Mengingat para Staatsamtenaar
(Pejabat Negara) kalai tu, tentu haris berpedoman kepada Staatkunde
(kebijakan politik) Kerajaan Belanda yang berlaku saat itu. Dan Borneo
adalah bagian dari Staatsdomain (Wilayah Milik kerajaan) penjajahan
Belanda, sesuai Regeringsreglement 1922.
Letak Geografis Sintang yang
terletak di dua cabang sungai besar, pasti mempunyai nilai besar dan
penting di mata pemeritahan Nenderlandsch Indie, Setidaknya dalam bidang
ekonomi,. Asumsi ini di perkuat lagi dengan bukti berdirinya
Staatsbedrijf (Perusahaan negara) di nanga jetak, kendati sebetulnya
lebih merupakan staatsexploitatie (goverment exploitation). Nah, apakah
kita hanya mengharpkan kapan sajaarsip tersebut dikirimkan ke sini, atau
kita yang mengambil inisiatif dengn menjemputnya ke sana?
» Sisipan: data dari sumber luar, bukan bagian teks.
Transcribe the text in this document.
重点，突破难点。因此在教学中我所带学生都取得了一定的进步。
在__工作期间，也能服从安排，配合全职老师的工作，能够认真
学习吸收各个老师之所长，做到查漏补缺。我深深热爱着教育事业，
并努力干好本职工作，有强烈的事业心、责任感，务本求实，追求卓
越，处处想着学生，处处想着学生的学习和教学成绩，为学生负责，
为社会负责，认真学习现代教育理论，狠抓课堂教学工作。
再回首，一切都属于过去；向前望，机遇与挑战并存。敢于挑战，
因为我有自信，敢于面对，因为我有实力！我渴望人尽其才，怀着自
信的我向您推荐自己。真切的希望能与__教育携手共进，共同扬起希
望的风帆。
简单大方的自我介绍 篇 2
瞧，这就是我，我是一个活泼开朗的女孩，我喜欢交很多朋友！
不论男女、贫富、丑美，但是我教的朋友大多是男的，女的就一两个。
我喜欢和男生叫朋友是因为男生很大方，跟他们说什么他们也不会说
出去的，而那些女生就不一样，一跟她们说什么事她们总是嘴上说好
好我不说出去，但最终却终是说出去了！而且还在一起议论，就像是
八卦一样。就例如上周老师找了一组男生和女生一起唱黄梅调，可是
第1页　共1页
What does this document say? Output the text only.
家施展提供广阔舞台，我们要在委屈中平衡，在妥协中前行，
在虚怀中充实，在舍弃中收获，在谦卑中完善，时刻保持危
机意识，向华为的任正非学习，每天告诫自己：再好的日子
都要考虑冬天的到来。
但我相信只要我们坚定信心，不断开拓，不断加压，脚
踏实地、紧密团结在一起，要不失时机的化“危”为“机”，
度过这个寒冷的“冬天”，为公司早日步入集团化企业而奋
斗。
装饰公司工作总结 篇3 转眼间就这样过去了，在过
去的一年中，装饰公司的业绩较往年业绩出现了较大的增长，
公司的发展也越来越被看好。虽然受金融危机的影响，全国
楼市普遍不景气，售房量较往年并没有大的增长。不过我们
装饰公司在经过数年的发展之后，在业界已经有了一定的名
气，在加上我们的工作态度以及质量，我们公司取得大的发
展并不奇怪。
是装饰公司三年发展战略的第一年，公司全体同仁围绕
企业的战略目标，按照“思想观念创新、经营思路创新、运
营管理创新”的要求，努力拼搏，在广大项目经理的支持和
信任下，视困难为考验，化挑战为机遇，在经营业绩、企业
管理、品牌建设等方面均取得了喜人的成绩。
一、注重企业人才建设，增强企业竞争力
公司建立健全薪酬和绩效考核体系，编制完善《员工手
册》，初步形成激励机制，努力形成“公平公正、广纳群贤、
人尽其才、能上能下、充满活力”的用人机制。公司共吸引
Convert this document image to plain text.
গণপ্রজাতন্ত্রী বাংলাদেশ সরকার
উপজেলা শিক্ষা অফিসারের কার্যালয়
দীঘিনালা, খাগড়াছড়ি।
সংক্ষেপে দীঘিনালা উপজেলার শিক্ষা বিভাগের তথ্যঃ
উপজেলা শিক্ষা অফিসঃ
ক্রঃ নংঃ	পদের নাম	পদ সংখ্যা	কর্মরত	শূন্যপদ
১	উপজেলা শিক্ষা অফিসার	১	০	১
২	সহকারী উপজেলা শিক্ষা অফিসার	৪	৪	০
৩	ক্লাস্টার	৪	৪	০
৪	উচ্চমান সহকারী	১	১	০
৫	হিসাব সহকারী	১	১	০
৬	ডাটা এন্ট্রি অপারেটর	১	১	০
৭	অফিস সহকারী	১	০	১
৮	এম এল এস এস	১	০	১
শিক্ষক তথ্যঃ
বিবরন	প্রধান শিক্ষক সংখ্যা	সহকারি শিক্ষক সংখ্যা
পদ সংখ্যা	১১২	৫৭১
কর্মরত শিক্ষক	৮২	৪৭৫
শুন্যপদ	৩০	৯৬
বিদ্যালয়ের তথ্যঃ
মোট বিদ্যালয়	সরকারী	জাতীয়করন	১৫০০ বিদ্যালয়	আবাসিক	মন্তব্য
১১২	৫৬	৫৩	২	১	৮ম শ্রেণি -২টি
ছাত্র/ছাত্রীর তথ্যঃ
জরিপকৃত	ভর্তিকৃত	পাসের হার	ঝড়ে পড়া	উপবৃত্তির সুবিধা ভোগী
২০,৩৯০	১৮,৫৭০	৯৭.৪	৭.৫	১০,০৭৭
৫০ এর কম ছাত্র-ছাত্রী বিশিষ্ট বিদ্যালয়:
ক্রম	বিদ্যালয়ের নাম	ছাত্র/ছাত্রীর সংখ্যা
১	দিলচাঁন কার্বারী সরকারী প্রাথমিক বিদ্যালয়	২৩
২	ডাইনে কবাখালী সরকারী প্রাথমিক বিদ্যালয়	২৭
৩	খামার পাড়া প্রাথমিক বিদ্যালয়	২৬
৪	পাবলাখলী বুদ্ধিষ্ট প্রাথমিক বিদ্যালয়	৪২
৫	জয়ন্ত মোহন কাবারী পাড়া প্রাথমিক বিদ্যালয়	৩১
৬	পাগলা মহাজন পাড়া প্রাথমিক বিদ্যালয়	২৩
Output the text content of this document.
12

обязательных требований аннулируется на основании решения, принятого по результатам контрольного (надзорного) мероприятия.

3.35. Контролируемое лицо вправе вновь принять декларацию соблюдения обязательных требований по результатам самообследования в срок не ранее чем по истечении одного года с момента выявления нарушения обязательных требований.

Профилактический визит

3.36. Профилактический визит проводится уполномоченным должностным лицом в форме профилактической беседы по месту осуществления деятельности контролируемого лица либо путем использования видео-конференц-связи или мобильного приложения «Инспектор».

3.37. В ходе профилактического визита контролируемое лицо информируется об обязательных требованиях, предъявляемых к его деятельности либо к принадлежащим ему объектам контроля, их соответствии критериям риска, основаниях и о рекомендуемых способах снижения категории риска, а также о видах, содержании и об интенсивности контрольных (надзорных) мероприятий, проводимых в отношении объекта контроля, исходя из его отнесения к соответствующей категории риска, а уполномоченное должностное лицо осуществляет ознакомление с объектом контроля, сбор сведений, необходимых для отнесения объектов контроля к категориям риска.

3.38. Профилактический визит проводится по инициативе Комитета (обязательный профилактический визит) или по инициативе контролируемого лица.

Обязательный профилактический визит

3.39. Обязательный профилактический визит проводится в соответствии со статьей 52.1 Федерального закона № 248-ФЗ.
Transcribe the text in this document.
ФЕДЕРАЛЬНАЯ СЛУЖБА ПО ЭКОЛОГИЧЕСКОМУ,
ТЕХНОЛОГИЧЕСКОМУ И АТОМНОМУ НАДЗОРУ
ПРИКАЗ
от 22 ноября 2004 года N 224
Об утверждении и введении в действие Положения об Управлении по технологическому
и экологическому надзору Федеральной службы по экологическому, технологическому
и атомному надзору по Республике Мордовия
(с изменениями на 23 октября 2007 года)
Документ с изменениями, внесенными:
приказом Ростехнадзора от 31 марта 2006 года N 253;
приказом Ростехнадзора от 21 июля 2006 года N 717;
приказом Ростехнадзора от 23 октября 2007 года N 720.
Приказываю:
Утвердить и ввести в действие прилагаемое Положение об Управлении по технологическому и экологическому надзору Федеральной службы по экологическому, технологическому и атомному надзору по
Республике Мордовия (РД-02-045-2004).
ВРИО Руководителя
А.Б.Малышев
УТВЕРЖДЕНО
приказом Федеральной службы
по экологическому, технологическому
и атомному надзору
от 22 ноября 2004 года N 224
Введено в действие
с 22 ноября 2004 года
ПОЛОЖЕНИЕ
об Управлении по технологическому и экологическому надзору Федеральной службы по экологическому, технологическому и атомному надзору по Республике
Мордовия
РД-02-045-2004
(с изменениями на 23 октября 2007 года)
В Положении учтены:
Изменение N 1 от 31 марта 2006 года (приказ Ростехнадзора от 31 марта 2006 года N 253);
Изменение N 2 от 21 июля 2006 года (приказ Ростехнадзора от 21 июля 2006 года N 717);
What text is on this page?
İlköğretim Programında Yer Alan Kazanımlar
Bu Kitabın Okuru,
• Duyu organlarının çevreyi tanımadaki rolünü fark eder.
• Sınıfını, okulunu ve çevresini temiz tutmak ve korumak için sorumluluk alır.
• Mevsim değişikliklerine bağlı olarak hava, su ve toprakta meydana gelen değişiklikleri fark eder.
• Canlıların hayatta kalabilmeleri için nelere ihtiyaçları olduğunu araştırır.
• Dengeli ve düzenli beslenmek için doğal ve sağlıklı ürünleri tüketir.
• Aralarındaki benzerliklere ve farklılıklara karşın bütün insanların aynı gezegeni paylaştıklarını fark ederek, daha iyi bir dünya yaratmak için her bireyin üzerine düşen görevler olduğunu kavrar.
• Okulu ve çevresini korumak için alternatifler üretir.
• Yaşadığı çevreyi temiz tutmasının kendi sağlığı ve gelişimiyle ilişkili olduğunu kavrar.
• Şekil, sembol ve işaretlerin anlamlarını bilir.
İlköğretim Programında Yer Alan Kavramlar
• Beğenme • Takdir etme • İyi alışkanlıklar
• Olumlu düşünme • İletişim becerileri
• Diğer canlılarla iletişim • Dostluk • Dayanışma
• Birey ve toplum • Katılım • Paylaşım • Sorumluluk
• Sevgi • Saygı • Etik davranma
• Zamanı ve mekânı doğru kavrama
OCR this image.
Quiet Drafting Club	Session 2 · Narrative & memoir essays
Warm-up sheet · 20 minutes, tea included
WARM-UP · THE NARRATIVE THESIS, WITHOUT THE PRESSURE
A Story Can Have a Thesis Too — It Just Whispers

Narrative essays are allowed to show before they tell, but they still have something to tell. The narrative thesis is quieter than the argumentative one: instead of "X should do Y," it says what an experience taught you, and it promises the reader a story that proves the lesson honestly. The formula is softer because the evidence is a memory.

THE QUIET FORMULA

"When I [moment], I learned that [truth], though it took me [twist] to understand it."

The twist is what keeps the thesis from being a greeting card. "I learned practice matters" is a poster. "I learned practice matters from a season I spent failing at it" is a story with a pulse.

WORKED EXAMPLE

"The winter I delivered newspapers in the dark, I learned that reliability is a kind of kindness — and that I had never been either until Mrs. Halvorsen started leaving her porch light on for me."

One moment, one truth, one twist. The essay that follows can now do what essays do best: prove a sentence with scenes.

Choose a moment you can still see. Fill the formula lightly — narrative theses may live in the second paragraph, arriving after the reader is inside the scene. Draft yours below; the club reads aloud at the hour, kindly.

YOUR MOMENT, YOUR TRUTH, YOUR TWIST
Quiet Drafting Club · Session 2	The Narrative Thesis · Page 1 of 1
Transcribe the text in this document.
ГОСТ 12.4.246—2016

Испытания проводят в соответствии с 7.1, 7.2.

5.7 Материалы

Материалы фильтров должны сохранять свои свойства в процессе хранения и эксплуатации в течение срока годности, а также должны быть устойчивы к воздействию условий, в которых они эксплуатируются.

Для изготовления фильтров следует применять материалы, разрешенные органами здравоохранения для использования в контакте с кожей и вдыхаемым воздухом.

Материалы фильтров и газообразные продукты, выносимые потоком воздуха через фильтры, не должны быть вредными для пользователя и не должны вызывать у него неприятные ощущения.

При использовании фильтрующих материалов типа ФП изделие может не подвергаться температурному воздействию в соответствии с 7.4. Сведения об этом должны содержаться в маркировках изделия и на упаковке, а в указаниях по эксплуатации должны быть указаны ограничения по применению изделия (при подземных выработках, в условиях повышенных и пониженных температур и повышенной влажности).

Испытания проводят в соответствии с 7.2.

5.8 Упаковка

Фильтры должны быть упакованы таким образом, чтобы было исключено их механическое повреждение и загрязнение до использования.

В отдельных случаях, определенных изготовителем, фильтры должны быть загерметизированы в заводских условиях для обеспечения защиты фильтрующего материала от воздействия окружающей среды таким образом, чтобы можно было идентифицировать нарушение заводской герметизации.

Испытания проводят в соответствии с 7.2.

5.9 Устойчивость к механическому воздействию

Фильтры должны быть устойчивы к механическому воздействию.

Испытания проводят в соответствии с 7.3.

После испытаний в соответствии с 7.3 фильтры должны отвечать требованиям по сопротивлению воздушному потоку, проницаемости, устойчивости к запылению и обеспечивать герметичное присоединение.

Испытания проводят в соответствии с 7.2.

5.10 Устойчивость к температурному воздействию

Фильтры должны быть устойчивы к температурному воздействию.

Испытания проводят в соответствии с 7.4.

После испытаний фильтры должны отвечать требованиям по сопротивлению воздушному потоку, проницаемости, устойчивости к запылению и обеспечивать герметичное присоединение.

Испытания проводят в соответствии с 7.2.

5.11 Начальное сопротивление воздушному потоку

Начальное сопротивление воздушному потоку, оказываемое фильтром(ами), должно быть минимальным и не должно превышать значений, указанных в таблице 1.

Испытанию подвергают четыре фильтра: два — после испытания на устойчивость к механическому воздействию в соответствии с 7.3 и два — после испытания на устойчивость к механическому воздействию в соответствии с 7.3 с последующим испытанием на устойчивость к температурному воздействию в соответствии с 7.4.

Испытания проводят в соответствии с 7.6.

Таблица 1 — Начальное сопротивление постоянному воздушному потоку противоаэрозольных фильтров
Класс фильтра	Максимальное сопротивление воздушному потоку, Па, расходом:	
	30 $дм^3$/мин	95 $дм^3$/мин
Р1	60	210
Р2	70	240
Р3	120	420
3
Nah, apabila akan di jemput,
persoalannya kemudian adalah, siapa yang paling pas untuk di tunjuk
sebagi duta sejarah guma menjemput duplikat data- data sejarah itu.
Tentu tak cukup hanya menunjuk person yang hanya berbekal identitas
sebagai pegawai negeri. Idealnya pemerintah mengutus person pewaris
sejarah itu, misalnya Sultan Sintang, yang di dampingi wakil2 etnis
utama, yaitu etnis yang sudah dominan pada masa kolonial dahulu. Tentu
saja, apabila penjemputan duplikat data2 sejarah itu dapat terwujud,
maka akan jadi peristiwa nasional yang monumental, dan merupakan bagian
dari sejarah itu sendiri.
Namun
demikian untuk memperoleh informasi tentang sejarah Sintang kiranya
buku yang berjudul SEJARAH SINTANG (THE HISTORY Of SINTANG) a collection
of books, manuscripts, archives and articles karangan Drs. Anouk Fienieg, MA dapat
dijadikan referensi dalam upaya menggali kebenaran Sejarah Sintang.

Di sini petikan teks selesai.